Berwick would agree with that statement! Ezra Klein lays out the conservative case for his nomination:
On those questions, Berwick is something of a bulwark against the sort of rationing conservatives fear. He wants patients elevated above either government or providers. He wants to start by improving quality so we can get rid of what we don’t want before we’re forced to decide what we truly need. He believes a greater focus on individuals will take the health-care system to a more sustainable place. In general, liberals have opposed consumer-driven medicine, thinking it a way to simply ration by income. Berwick is attempting to rescue it, presenting it instead as a way to create a more humane health-care system.

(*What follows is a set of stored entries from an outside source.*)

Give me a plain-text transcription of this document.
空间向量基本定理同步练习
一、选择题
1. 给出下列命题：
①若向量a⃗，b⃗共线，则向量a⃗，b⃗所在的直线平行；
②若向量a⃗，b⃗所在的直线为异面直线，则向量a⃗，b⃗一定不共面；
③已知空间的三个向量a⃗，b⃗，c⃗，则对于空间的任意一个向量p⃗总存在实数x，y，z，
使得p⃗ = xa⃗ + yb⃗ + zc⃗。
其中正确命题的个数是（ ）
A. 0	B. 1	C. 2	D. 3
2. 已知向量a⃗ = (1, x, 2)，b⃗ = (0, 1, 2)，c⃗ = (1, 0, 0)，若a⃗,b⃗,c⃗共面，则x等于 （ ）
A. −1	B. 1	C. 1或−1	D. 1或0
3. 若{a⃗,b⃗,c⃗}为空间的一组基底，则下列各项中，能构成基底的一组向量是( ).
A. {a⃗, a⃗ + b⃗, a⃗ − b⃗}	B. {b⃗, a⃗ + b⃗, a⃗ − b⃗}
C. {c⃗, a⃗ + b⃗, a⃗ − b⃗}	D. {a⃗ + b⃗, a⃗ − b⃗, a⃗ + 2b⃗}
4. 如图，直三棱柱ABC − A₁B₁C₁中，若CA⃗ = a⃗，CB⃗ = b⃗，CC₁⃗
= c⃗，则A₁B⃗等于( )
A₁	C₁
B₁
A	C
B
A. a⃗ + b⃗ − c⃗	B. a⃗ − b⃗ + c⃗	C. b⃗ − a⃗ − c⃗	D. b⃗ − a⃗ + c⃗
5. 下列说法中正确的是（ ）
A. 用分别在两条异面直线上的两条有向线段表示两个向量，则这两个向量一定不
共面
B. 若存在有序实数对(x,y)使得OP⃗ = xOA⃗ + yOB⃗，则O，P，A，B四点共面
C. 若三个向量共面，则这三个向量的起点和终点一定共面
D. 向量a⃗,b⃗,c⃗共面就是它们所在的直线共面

Instead, Republicans are using Berwick’s nomination as an opportunity to score political points against President Obama:
‘This is not really about Don Berwick,’ John Rother, executive vice president for policy and strategy at the AARP told McClatchy Newspapers. ‘In ordinary times, the nomination of somebody with Don’s record and standing in the field would not be controversial.’ Thomas Scully, who led the CMS under President George W. Bush agrees: ‘He’s universally regarded and a thoughtful guy who is not partisan. I think it’s more about … the health care bill. You could nominate Gandhi to be head of CMS and that would be controversial right now.’

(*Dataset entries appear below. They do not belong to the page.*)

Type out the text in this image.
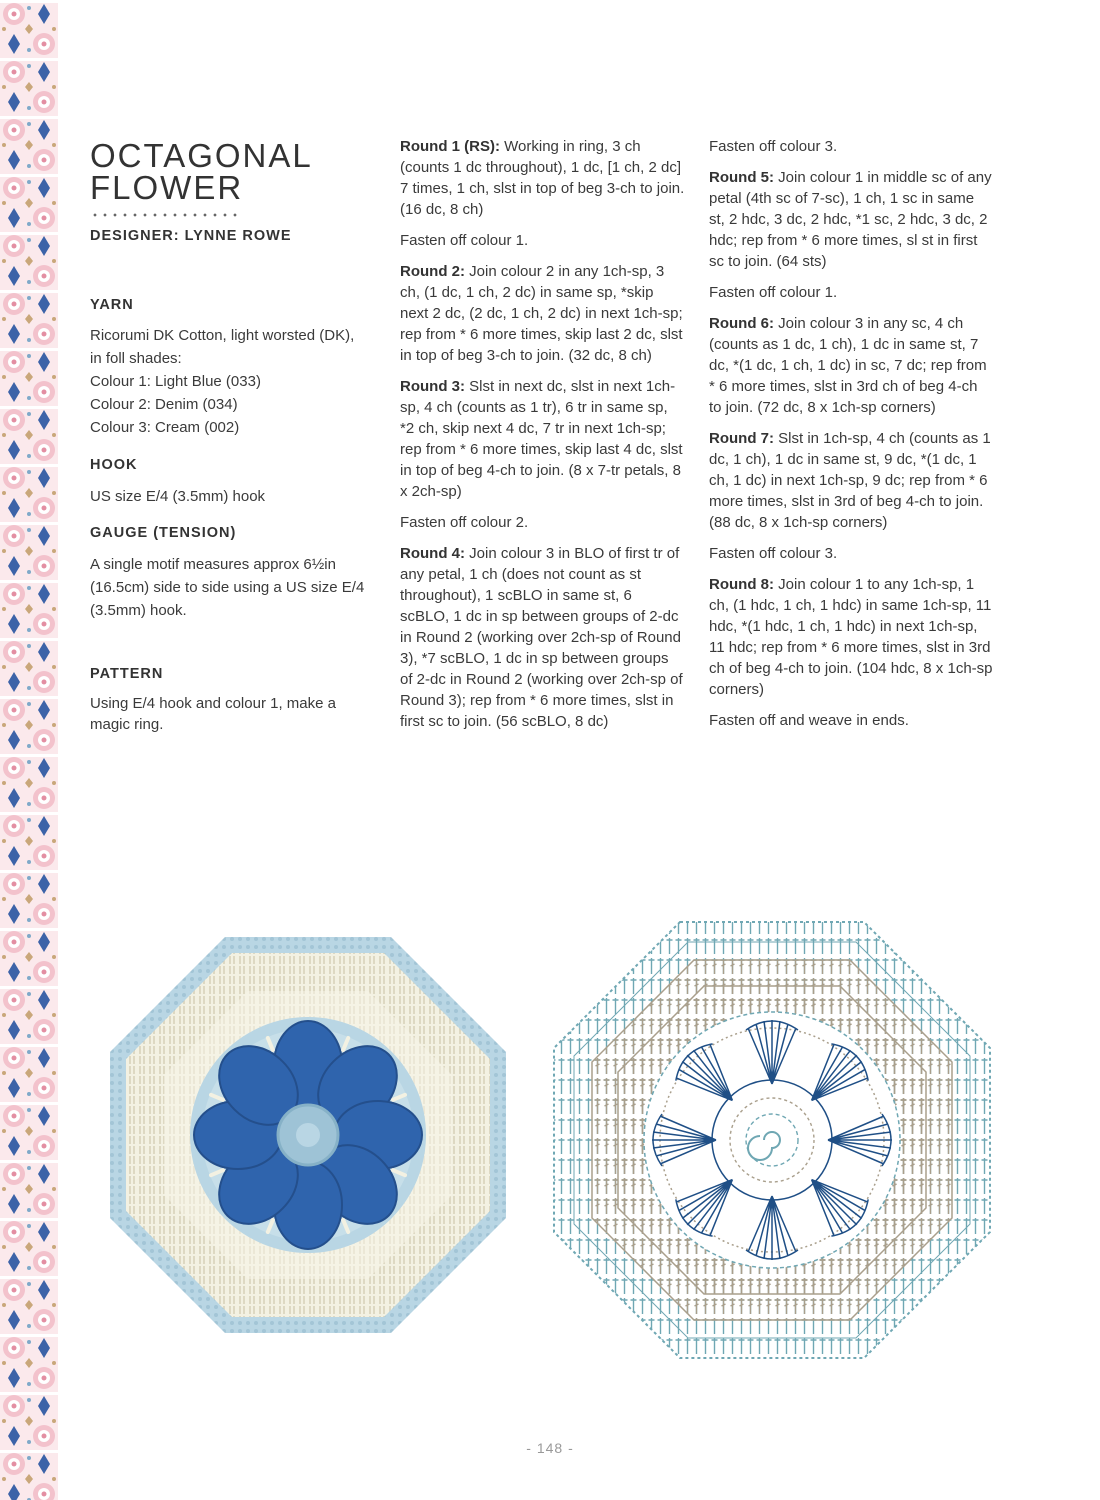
OCTAGONAL
FLOWER
DESIGNER: LYNNE ROWE
YARN
Ricorumi DK Cotton, light worsted (DK),
in foll shades:
Colour 1: Light Blue (033)
Colour 2: Denim (034)
Colour 3: Cream (002)
HOOK
US size E/4 (3.5mm) hook
GAUGE (TENSION)
A single motif measures approx 6½in (16.5cm) side to side using a US size E/4 (3.5mm) hook.
PATTERN
Using E/4 hook and colour 1, make a magic ring.

Round 1 (RS): Working in ring, 3 ch (counts 1 dc throughout), 1 dc, [1 ch, 2 dc] 7 times, 1 ch, slst in top of beg 3-ch to join. (16 dc, 8 ch)

Fasten off colour 1.

Round 2: Join colour 2 in any 1ch-sp, 3 ch, (1 dc, 1 ch, 2 dc) in same sp, *skip next 2 dc, (2 dc, 1 ch, 2 dc) in next 1ch-sp; rep from * 6 more times, skip last 2 dc, slst in top of beg 3-ch to join. (32 dc, 8 ch)

Round 3: Slst in next dc, slst in next 1ch-sp, 4 ch (counts as 1 tr), 6 tr in same sp, *2 ch, skip next 4 dc, 7 tr in next 1ch-sp; rep from * 6 more times, skip last 4 dc, slst in top of beg 4-ch to join. (8 x 7-tr petals, 8 x 2ch-sp)

Fasten off colour 2.

Round 4: Join colour 3 in BLO of first tr of any petal, 1 ch (does not count as st throughout), 1 scBLO in same st, 6 scBLO, 1 dc in sp between groups of 2-dc in Round 2 (working over 2ch-sp of Round 3), *7 scBLO, 1 dc in sp between groups of 2-dc in Round 2 (working over 2ch-sp of Round 3); rep from * 6 more times, slst in first sc to join. (56 scBLO, 8 dc)

Fasten off colour 3.

Round 5: Join colour 1 in middle sc of any petal (4th sc of 7-sc), 1 ch, 1 sc in same st, 2 hdc, 3 dc, 2 hdc, *1 sc, 2 hdc, 3 dc, 2 hdc; rep from * 6 more times, sl st in first sc to join. (64 sts)

Fasten off colour 1.

Round 6: Join colour 3 in any sc, 4 ch (counts as 1 dc, 1 ch), 1 dc in same st, 7 dc, *(1 dc, 1 ch, 1 dc) in sc, 7 dc; rep from * 6 more times, slst in 3rd ch of beg 4-ch to join. (72 dc, 8 x 1ch-sp corners)

Round 7: Slst in 1ch-sp, 4 ch (counts as 1 dc, 1 ch), 1 dc in same st, 9 dc, *(1 dc, 1 ch, 1 dc) in next 1ch-sp, 9 dc; rep from * 6 more times, slst in 3rd of beg 4-ch to join. (88 dc, 8 x 1ch-sp corners)

Fasten off colour 3.

Round 8: Join colour 1 to any 1ch-sp, 1 ch, (1 hdc, 1 ch, 1 hdc) in same 1ch-sp, 11 hdc, *(1 hdc, 1 ch, 1 hdc) in next 1ch-sp, 11 hdc; rep from * 6 more times, slst in 3rd ch of beg 4-ch to join. (104 hdc, 8 x 1ch-sp corners)

Fasten off and weave in ends.

- 148 -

But the Republicans’ opposition to such an obviously qualified candidate could have consequences beyond this one nomination. Writing for Kaiser Health News, two doctors worry that the attacks on Berwick will keep other qualified people from taking positions in government:
Our worst fear is that the people best-equipped to do these jobs will view Berwick’s predicament and decide: It just isn’t worth it. After all, people at Berwick’s or McClellan’s level can pursue many other lucrative and challenging opportunities that bring a lot less trouble and stress. For government to succeed, we need such experts who can do their work at least somewhat shielded from the immediate partisan fray.
Possibly hoping to avoid that type of outcome, the White House has said that they will not withdraw Berwick’s nomination. He’ll need 60 votes to be confirmed, which means that two of the Republican Senators that signed the letter will have to change their minds. If you feel compelled to help that happen, Maggie Mahar author of Money Driven Medicine, has the list:
Lamar Alexander (R-Tenn.), Kelly Ayotte (R-N.H.), John Barrasso (R-Wyo.), Roy Blunt (R-Mo.), John Boozman (R-Ark.), Richard Burr (R-N.C.), Saxby Chambliss (R-Ga.), Dan Coats (R-Ind.), Tom Coburn (R-Okla.), Thad Cochran (R-Miss.), Bob Corker (R-Tenn.), John Cornyn (R-Texas), Mike Crapo (R-Idaho), Jim DeMint (R-S.C.), John Ensign (R-Nev.), Lindsey Graham (R-S.C.), Chuck Grassley (R-Iowa), John Hoeven (R-N.D.), Kay Bailey Hutchison (R-Texas), Jim Inhofe (R-Okla.), Johnny Isakson (R-Ga), Mike Johanns (R-Neb.), Ron Johnson (R-Wis.), Mark Kirk (R-Ill.), Jon Kyl (R-Ariz.), Mike Lee (R-Utah), Dick Lugar (R-Ind.), John McCain (R-Ariz.), Mitch McConnell (R-Ky.), Jim Moran (R-Kan.), Ron Paul (R-Ky), John Risch (R-Idaho), Pat Roberts (R-Kan.), Marco Rubio (R-Fla.), Jeff Sessions (R-Ala.), Richard Shelby (R-Ala.), John Thune (R-S.D.), Pat Toomey (R-Pa.), David Vitter (R-La.), and Roger Wicker (R-Miss.).